Having just turned 27, Goode has a job at the front desk of the Holiday Inn Express Hotel & Suites in Courtenay and is looking forward to having his family and friends at ringside when he meets his former mentor next month.
Any predictions for his local wrestling debut? “It’s gonna be a good match and I’m gonna come out ahead. All the people of the Comox Valley will be cheering me on and I’m not gonna let them down.” Goode says fans can expect to see his signature “Let the Goode Times Roll” move, but won’t give details so as not to let Disco Fury know what awaits him inside the squared circle.
And Goode notes his opponent doesn’t need any extra advantage. “He’s a six-time former NWA Canadian Junior Heavyweight champion, with 14 years experience. He is an international superstar, having toured England and Japan.”
Goode credits Keith Spinks (aka Sgt. Kaos, who is organizing the Feb. 16 fundraiser) with helping to lure him out of retirement. “When you’ve got an event like this for a great cause, how can you say no? You’re helping out a kid and his family and get to wrestle as well!”

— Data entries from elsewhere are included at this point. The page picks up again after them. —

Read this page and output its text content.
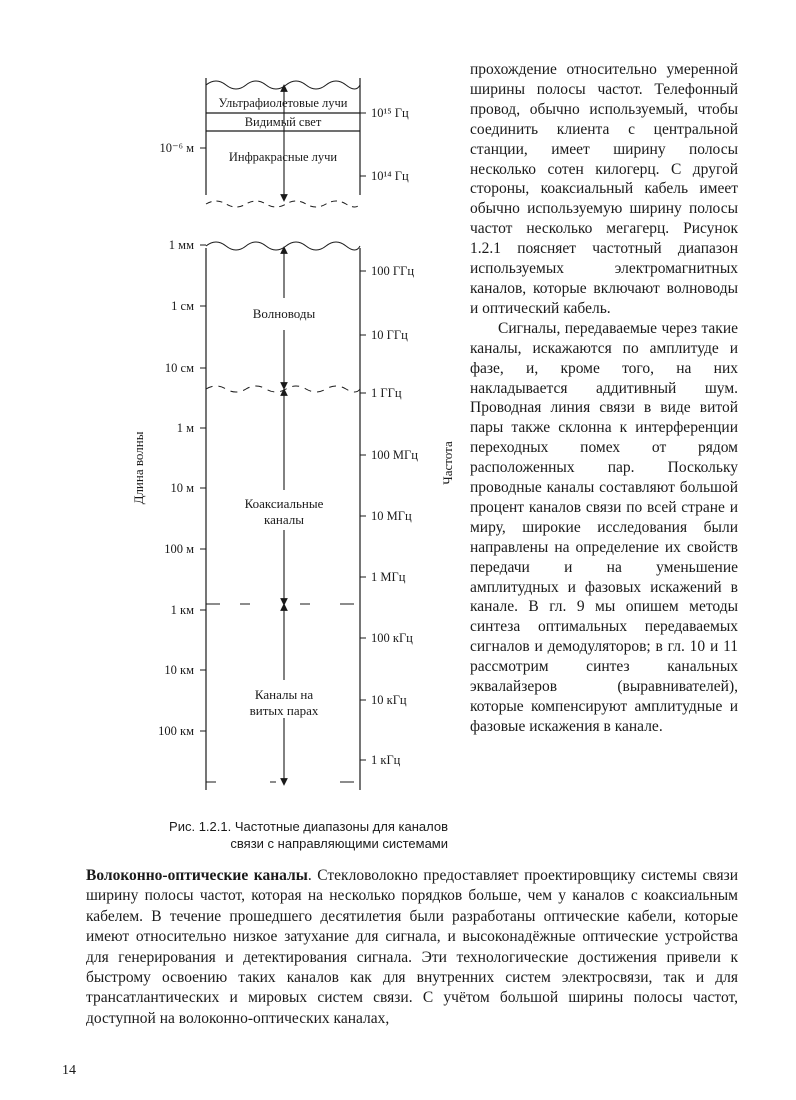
Длина волны	Частота
Ультрафиолетовые лучи
Видимый свет
Инфракрасные лучи
Волноводы
Коаксиальные
каналы
Каналы на
витых парах
10⁻⁶ м
1 мм
1 см
10 см
1 м
10 м
100 м
1 км
10 км
100 км
10¹⁵ Гц
10¹⁴ Гц
100 ГГц
10 ГГц
1 ГГц
100 МГц
10 МГц
1 МГц
100 кГц
10 кГц
1 кГц
Рис. 1.2.1. Частотные диапазоны для каналов
связи с направляющими системами

прохождение относительно умеренной ширины полосы частот. Телефонный провод, обычно используемый, чтобы соединить клиента с центральной станции, имеет ширину полосы несколько сотен килогерц. С другой стороны, коаксиальный кабель имеет обычно используемую ширину полосы частот несколько мегагерц. Рисунок 1.2.1 поясняет частотный диапазон используемых электромагнитных каналов, которые включают волноводы и оптический кабель.

Сигналы, передаваемые через такие каналы, искажаются по амплитуде и фазе, и, кроме того, на них накладывается аддитивный шум. Проводная линия связи в виде витой пары также склонна к интерференции переходных помех от рядом расположенных пар. Поскольку проводные каналы составляют большой процент каналов связи по всей стране и миру, широкие исследования были направлены на определение их свойств передачи и на уменьшение амплитудных и фазовых искажений в канале. В гл. 9 мы опишем методы синтеза оптимальных передаваемых сигналов и демодуляторов; в гл. 10 и 11 рассмотрим синтез канальных эквалайзеров (выравнивателей), которые компенсируют амплитудные и фазовые искажения в канале.

Волоконно-оптические каналы. Стекловолокно предоставляет проектировщику системы связи ширину полосы частот, которая на несколько порядков больше, чем у каналов с коаксиальным кабелем. В течение прошедшего десятилетия были разработаны оптические кабели, которые имеют относительно низкое затухание для сигнала, и высоконадёжные оптические устройства для генерирования и детектирования сигнала. Эти технологические достижения привели к быстрому освоению таких каналов как для внутренних систем электросвязи, так и для трансатлантических и мировых систем связи. С учётом большой ширины полосы частот, доступной на волоконно-оптических каналах,

14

Stepping back through the ropes is not without sacrifice. Strenuous cardio workouts have helped him drop 11 pounds since Christmas, and he’s been eating lots of protein – including “delicious” breakfasts of egg whites.
“I’m also training at the Vancouver Island Pro Wrestling School in Parksville, which is run by Cremator,” said Goode, adding the facility is an important start to creating the next generation of homegrown talent.
Goode says the important thing about the Feb. 16 card is that you don’t have to be a diehard wrestling fan to be part of it. “It’s for a great cause, so come on out,” he said.
Tickets are available from Goode at 250-703-1214, Keith 250-203-6476, Andrew 250-702-4492 and at JetFM radio station.
The main event will be the retirement match of the Comox Valley’s Sgt. Kaos when he takes on his former trainer Gorgeous Michelle Starr. Also scheduled to appear are Cremator, BJ Laredo, Azeem the Dream, Lak Siddartha, the Krofton Kid and a ladies’ match. JetFm’s Rock Dawg Andrew Davis, who is Sebastian’s great-uncle, will be a special guest referee for the main event.